Although the periods/episodes were too irregular for the simile, my ears have over the years had a pendulum-ish experience with Moses und Aron. (And, as with the Berg Kammerkonzert, the pendulum at last came to enduring rest on the positive end.) But for a long-ish while, it would have been fair to say that I admired the opera, more than I enjoyed it. Now, I do genuinely enjoy it, although even so, it has been a work that I’ve gone to only when my ears were itching for it.
So, naturally, I revisited the opera last night, hopping in (perhaps capriciously) at Act II Scene 2, Wo ist Moses? For whatever posy of reasons, on this listen my ear is especially alive to Schoenberg the master colorist at work.

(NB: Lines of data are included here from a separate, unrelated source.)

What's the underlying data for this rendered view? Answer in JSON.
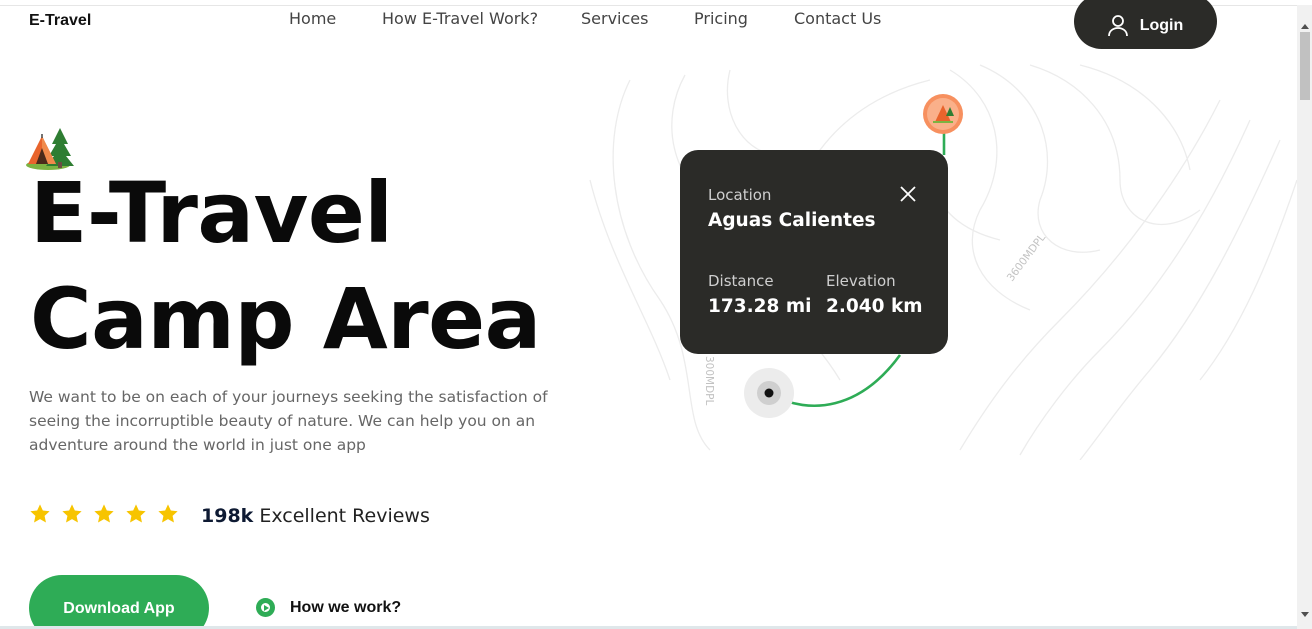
{
  "header": {
    "brand": "E-Travel",
    "nav": [
      "Home",
      "How E-Travel Work?",
      "Services",
      "Pricing",
      "Contact Us"
    ],
    "login_label": "Login",
    "login_icon": "user-icon"
  },
  "hero": {
    "title_line1": "E-Travel",
    "title_line2": "Camp Area",
    "badge_icon": "tent-icon",
    "description": "We want to be on each of your journeys seeking the satisfaction of seeing the incorruptible beauty of nature. We can help you on an adventure around the world in just one app",
    "rating_stars": 5,
    "reviews_count": "198k",
    "reviews_label": "Excellent Reviews",
    "download_label": "Download App",
    "how_label": "How we work?"
  },
  "map": {
    "contour_label_1": "3600MDPL",
    "contour_label_2": "300MDPL",
    "card": {
      "location_label": "Location",
      "location_value": "Aguas Calientes",
      "distance_label": "Distance",
      "distance_value": "173.28 mi",
      "elevation_label": "Elevation",
      "elevation_value": "2.040 km"
    }
  },
  "colors": {
    "accent_green": "#2eac56",
    "dark": "#2b2b28",
    "star": "#f7c400",
    "pin": "#f7905f"
  }
}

Well, let me speculate upon one reason: my nascent work on The Nerves, somehow, has my ear piercing the Schoenberg score to a degree of specificity which is here new. Given that Moses und Aron is a grand work, ambitious in compositional scope, I was apt to neglect all the passages of delicacy. But this is nothing new, from (for instance) my familiarity with the Shostakovich Fourth Symphony. So I have but learnt to move the lamp to a different angle, and lo, I see Schoenberg in new light.
On the lines of High Time! I am listening to Martinů’s Ariane . . . in fact, I have a few of his operas which await my attention.
So much wonderful music, so little time.